Her opinion on the current Democratic nomination would hold great weight. As an op-ed columnist for the Washington Post and the author of numerous trenchant political profiles for Vanity Fair on people in and around the DC political scene, she would have had no trouble sizing up this unprecedented situation and penning a clever, concise, and illuminating opinion. I'd be particularly interested in hearing her riff on the roles that gender and race have played in this particular contest.

Recently presidential historian (and alleged serial plagiarist) Doris Kearns Goodwin was quoted as saying, "When people look at the arc of the campaign, it will be seen that being a woman, in the end, was not a detriment and if anything it was a help to [Clinton]." Marjorie wouldn't have repeated the oft-repeated, egregious contradictions to this (the men in New Hampshire asking her to iron their shirts, McCain calling her a bitch) and found a string of instances proving that Ms. Goodwin may have been spending a little too much time copying off the papers of her C-student subjects. She would certainly have reminded us how Hillary was staked out for the jackals for her husband's transgressions, and pilloried for failing to play her part as the wronged wife, neither falling tearfully to pieces and blaming herself nor filing for divorce.

Instead Hillary behaved with stoic dignity. For this she was accused of being cold and brittle—not to mention a lesbian. (Trust me, not all lesbians can pull off the "stoic dignity" thing. I'm proof of that.) Stoic dignity, apparently, belongs to the male of the species. When she teared up with joy after winning the NH primary (deservedly so), she was being a typical, emotional woman. Real presidents don't cry.

But Marjorie being Marjorie, she would have had a dozen perfect examples of blatant sexism, ones gleaned first- or second-hand and never before seen in print, and they would have inspired the proper amount of outrage among voters.
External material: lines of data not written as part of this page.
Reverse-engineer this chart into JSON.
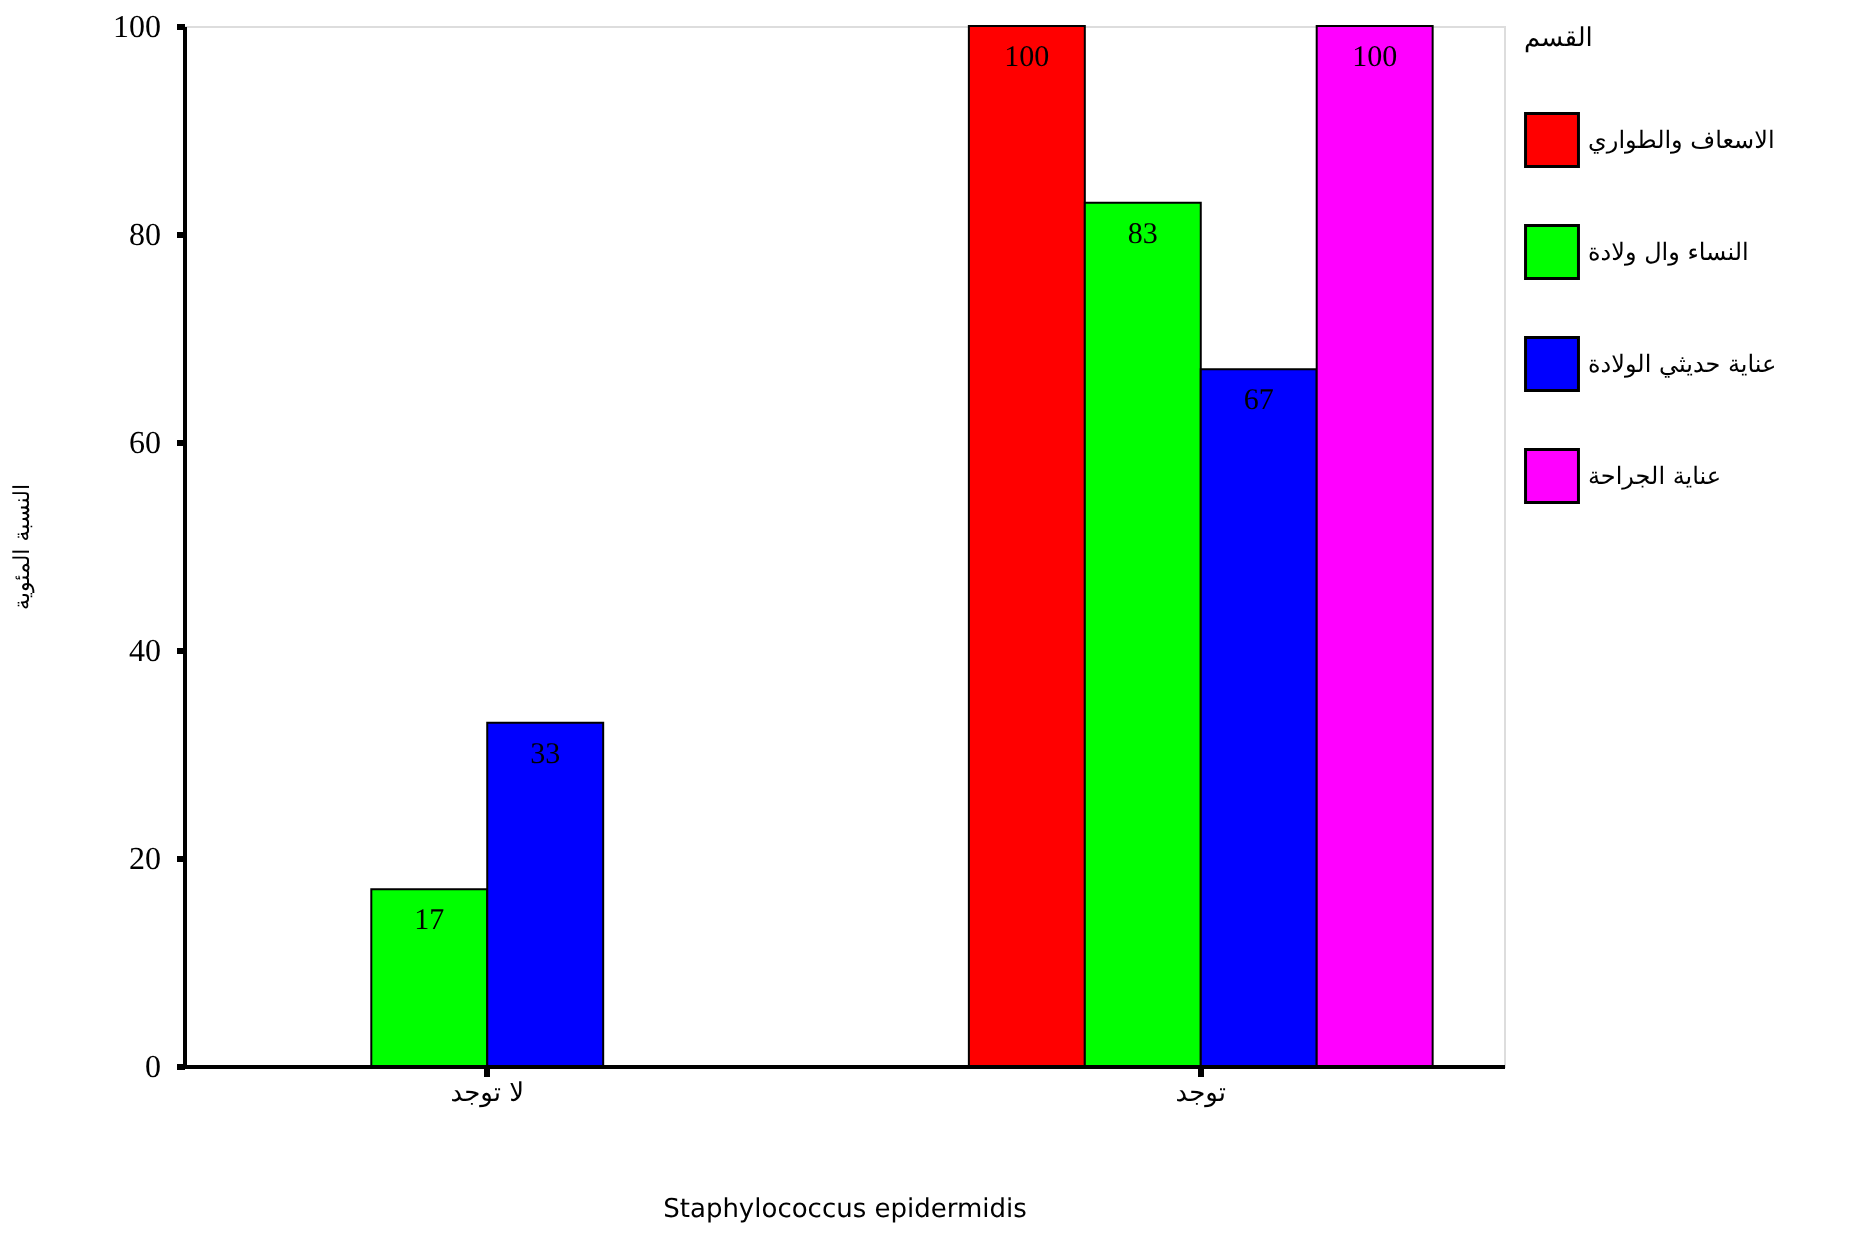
{
  "chart_data": {
    "type": "bar",
    "xlabel": "Staphylococcus epidermidis",
    "ylabel": "النسبة المئوية",
    "legend_title": "القسم",
    "categories": [
      "لا توجد",
      "توجد"
    ],
    "series": [
      {
        "name": "الاسعاف والطواري",
        "color": "#ff0000",
        "values": [
          null,
          100
        ]
      },
      {
        "name": "النساء وال ولادة",
        "color": "#00ff00",
        "values": [
          17,
          83
        ]
      },
      {
        "name": "عناية حديثي الولادة",
        "color": "#0000ff",
        "values": [
          33,
          67
        ]
      },
      {
        "name": "عناية الجراحة",
        "color": "#ff00ff",
        "values": [
          null,
          100
        ]
      }
    ],
    "ylim": [
      0,
      100
    ],
    "yticks": [
      0,
      20,
      40,
      60,
      80,
      100
    ],
    "grid": false,
    "legend": "right",
    "data_labels": true
  }
}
But she would not have presented a one-sided condemnation of the prevalence and apparent sanctioning of woman-bashing in politics. She was always even-handed. In the late 1990s, she and her husband Timothy Noah wrote a back-and-forth email feature for Slate magazine called "At the Breakfast Table" in which they commented on the latest news. Marjorie wrote, "Smart feminists never strove (nor even wanted) to accomplish the impossible task of taming the male id, only to make it think twice before disporting itself in the public sphere." She herself was the ideal feminist: strong, independent, and unafraid to leap into a traditionally male bastion (in this country at least, the world of politics—even political commentary—is still populated for the most part by white men), and at the same time an adoring mother to two small children and passionately in love with her husband and the challenges and gifts of raising a family.
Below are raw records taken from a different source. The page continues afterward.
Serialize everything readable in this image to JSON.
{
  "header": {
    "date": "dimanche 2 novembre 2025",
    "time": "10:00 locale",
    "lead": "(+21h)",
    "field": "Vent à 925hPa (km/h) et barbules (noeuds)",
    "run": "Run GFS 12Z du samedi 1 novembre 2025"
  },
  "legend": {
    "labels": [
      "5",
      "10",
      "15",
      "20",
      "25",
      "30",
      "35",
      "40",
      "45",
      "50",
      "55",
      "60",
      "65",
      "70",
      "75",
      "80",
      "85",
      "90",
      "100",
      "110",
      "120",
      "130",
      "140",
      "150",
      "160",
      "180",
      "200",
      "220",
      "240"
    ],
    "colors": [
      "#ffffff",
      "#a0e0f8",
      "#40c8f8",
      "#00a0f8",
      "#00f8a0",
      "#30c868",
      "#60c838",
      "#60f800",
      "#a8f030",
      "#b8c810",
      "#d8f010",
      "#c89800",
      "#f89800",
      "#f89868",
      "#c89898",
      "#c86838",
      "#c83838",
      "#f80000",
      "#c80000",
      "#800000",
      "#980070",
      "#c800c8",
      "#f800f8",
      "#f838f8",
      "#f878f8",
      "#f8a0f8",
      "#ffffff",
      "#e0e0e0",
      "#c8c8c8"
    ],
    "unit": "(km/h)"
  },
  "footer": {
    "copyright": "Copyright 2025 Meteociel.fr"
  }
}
Unfortunately, you don't have to take my word for any of this. You can actually read about it in her book. The first half of The Woman at the Washington Zoo (PublicAffairs/Perseus Book Groups, 2006), you'll find some of her elegant political profiles. The second half of the book, though, is pure Marjorie: family vignettes, personal glimpses into her life, and—most heart-wrenching—the story of her own battle with the rare form of liver cancer that finally ended her life at age 47 in January 2005. It's a rare talent that allows someone to write in such poignant detail about her own diagnosis, her treatments (though told she had only several months, she nevertheless lived another 3 years), and her realization that she would never see her children grow up, and yet never sound morbid or self-pitying.
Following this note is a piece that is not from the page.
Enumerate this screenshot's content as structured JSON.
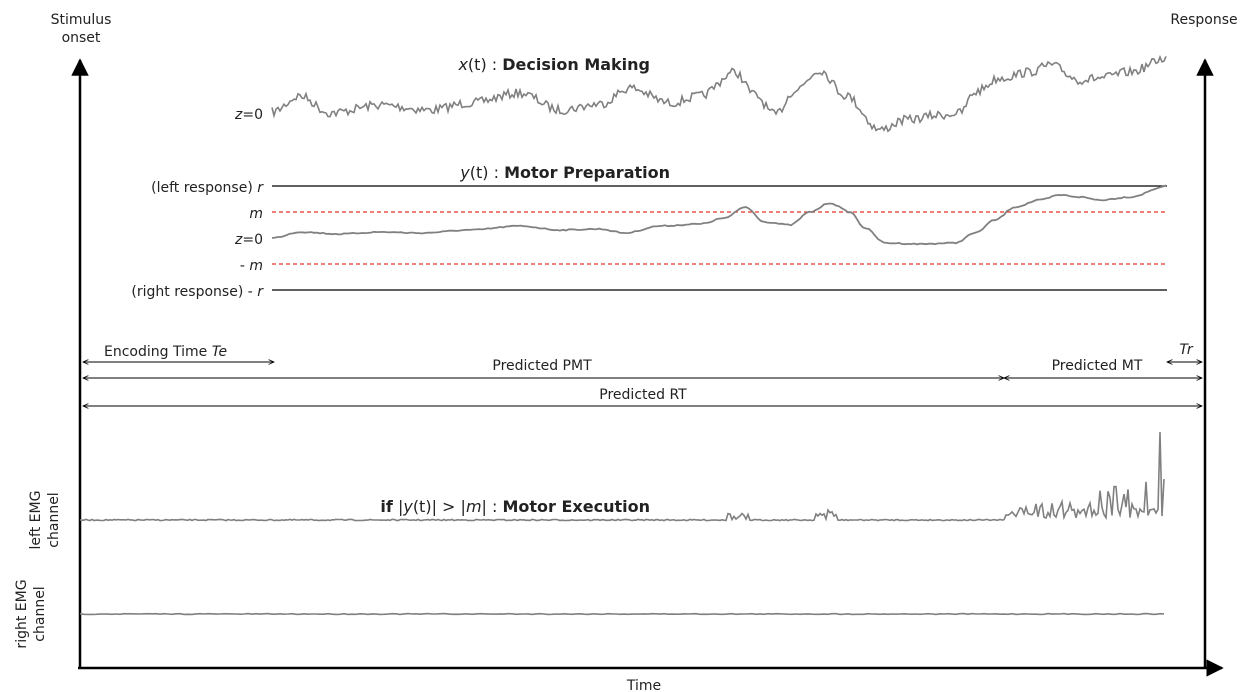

Oh, just read the book. You, too, will feel the loss. There will be so many things you'll wish you could ask her…and not just about politics.

* * *

By the way, in her piece on weddings, Marjorie mentions having been the "best man" at a wedding; she stood up for the groom, her high-school sweetheart and my then husband-to-be (I was young, okay? If she'd been gay, it might have been him playing bridesmaid for her; I loved her that much. He and I divorced almost two decades ago, but she was no longer single by then).